From Blake Dodge's "Insiders in Apple's healthcare organization say its leaders suppress concerns and mislead executives" posted Tuesday:
Apple's half-decade push to reinvent healthcare is faltering.
The most valuable company, known for its nearly ubiquitous phones, computers, and watches, has made health central to its strategy — CEO Tim Cook has even pointed to health as the area where Apple will make its greatest contribution to mankind.
Several hundred engineers, program managers, data scientists, designers, and physicians are devoted to fulfilling Cook's promise, exploring the best ways to put Apple's magic touch on everything from medical research to doctor visits.
But early excitement unleashed by the Apple Watch's capabilities, such as detecting abnormal heart rates, has been marred by a string of high-level departures and setbacks in the company's health group. In August, Insider reported that Apple was scrapping an internal project called HealthHabit, which was designed to make Apple devices a vital link between patients and doctors.
It's a symptom of what insiders say are deeper organizational problems that have left the health group without clear direction and struggling to mesh Apple's hardware-oriented culture with the practices of the medical business.
People at Apple Health said that they saw colleagues face retribution for disagreeing with superiors and that concerns have been expressed on more than one occasion about the way health data is used to develop products. The situation has gotten so serious that some employees have lodged complaints with Apple's most senior executives, including Cook and Chief Operating Officer Jeff Williams, who oversees the health effort.
My take: Apple PR came out with guns blazing, but Apple Watch still can't measure blood sugar and AirPods still don't work as hearing aids.
Neither has Apple released an electric vehicle. How many products has Samsung or Google or MSFT released that were quietly discounted. Hard to tell…nobody bought them.
The problem is, the UCLA docs cannot get data input for analysis, graphing, trending over time, and other specific test and data analysis. They can do this with internally generated lab data both inpatient and outpatient but not with outside labs.
To me, in 2021, after 20+ years of freaking computer advances and electronic medical records development, it is INFURIATING that hospitals, medical systems, outpatient doctors, laboratories, outside test and imaging results plus images themselves are NOT a shareable and more easily communicated in commonly agreed or standardized secure formats – everyone wants to have their own somewhat proprietary system (to make $$$$$ and market share). The appropriate concerns about data security and integrity are confounded with entrenched companies making data sharing DIFFICULT, if not impossible, and the use of antiquated fax and paper systems illustrate the lack of vision and interest in a solution. Pharmacies are STILL NOT tied into central databases so that patient prescriptions from multiple providers cannot be tracked in real time and red flags placed against abusive patients and offending and enabling physicians.
Top that with the common and well know stalling and obsfucation tactics of health insurance companies (Anthem Blue Cross is the worst) trying to limit payouts and handing the bag to patients and healthcare delivery, and it’s no wonder patient care, reimbursement, and costs are so F***ed up in the US.

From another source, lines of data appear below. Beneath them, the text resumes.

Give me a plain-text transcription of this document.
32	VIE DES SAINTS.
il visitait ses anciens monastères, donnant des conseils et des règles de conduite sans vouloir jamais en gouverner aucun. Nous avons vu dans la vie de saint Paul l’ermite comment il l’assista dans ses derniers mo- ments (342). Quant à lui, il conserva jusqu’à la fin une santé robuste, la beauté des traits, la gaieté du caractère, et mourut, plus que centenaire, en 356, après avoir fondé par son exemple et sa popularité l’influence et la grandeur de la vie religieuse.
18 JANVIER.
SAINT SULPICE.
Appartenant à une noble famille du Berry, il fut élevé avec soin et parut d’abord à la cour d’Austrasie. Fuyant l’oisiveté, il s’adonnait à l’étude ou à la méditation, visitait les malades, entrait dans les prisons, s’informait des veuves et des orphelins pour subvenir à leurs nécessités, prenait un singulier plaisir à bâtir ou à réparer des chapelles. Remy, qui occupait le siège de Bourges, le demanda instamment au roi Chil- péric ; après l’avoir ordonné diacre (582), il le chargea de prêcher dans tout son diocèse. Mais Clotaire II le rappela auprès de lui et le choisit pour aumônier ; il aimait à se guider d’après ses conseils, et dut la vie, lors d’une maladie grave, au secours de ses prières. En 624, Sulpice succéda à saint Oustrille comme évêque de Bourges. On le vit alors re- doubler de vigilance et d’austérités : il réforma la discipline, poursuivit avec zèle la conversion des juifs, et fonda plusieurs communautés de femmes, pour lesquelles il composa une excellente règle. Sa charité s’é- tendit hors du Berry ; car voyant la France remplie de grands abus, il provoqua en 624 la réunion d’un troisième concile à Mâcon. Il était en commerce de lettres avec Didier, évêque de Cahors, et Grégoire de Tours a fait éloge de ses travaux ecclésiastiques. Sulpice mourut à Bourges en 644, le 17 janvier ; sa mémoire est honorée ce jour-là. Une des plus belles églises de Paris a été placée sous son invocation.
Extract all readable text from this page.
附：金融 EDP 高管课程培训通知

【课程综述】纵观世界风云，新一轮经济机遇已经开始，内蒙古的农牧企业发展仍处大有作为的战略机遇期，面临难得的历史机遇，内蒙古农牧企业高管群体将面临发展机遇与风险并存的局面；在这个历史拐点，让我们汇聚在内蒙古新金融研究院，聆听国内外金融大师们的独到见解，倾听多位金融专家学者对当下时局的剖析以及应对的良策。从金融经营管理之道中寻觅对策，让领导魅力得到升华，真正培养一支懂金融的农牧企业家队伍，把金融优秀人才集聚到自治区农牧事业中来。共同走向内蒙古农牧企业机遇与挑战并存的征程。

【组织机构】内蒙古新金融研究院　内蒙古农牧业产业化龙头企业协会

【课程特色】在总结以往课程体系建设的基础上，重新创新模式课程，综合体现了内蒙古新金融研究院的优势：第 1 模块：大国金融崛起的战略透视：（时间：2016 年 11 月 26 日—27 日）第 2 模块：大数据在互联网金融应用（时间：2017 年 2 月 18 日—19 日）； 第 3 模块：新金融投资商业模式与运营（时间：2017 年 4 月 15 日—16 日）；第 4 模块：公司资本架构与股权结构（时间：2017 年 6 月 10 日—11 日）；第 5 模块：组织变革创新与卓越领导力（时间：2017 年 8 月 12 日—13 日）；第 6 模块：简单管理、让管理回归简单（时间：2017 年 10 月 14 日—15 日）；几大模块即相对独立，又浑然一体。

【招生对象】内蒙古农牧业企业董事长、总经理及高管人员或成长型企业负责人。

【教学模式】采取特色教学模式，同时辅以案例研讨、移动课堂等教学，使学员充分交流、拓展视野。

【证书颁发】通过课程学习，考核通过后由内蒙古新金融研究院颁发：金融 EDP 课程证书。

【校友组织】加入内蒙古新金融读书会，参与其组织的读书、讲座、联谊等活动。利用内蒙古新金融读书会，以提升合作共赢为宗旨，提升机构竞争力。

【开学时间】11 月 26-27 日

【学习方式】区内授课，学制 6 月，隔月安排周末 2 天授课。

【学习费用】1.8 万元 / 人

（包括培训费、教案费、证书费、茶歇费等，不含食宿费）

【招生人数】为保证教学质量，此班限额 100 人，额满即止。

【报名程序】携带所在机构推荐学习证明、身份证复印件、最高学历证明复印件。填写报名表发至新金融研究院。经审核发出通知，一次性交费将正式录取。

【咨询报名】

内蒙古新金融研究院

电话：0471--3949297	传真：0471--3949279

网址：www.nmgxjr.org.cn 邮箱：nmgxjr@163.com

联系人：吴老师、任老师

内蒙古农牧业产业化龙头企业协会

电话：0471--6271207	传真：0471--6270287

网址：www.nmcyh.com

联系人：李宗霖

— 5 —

I want Apple to help create systems that would solve these issues and drag, nay, YANK and DISRUPT the “good ole boy” healthcare industry into a much better health informatics structure. That would be a giant first step.
Everyone has a fiefdom. I live in Charlottesville VA and we have two hospital groups: Sentara Health and UVA. Both of them use //the same web based app – MyChart//.
I have a login for MyChart Sentara and another for MyChart UVA – My medical data is split between the two. There is no MyChart “me”. There is only me UVA and me Sentara. The current state of affairs is that the doctors from UVA and Sentara have access to both data sets and can access “me” by combining the data from both by reading each separately. It must drive them bonkers to have to check into both sets to get “me”.
Needless to say, I have to login twice to get to my health data too.
And, of course, health care providers are not IT people, so they’re not going to lean forward in technology (which is just another piece of overhead cost…)
Progress is so slow.
Apple will get there. They always do. And maybe there are real HR issues, or maybe there or just some disgruntled employees, or both.
Globally health care is $16T. Just one area, clinical trials is $64B (back in 2017). Already fall detectors and Apple’s “EGC” can save lives.
Yes, hearing aids and blood sugar monitoring will be great. We’ll have to wait.
Half decade = 5 years, last I checked, so how can you cite something to be “faltering” where the timespan for “reinventing” healthcare, one of the most entrenched, important and all-encompassing systems affecting a population, would probably take decades to be solidly effective?
Opinions on Apple’s methods can be SO often myopic when Apple obviously plays the slow hand. A chick cracks its shell when ready. Not before.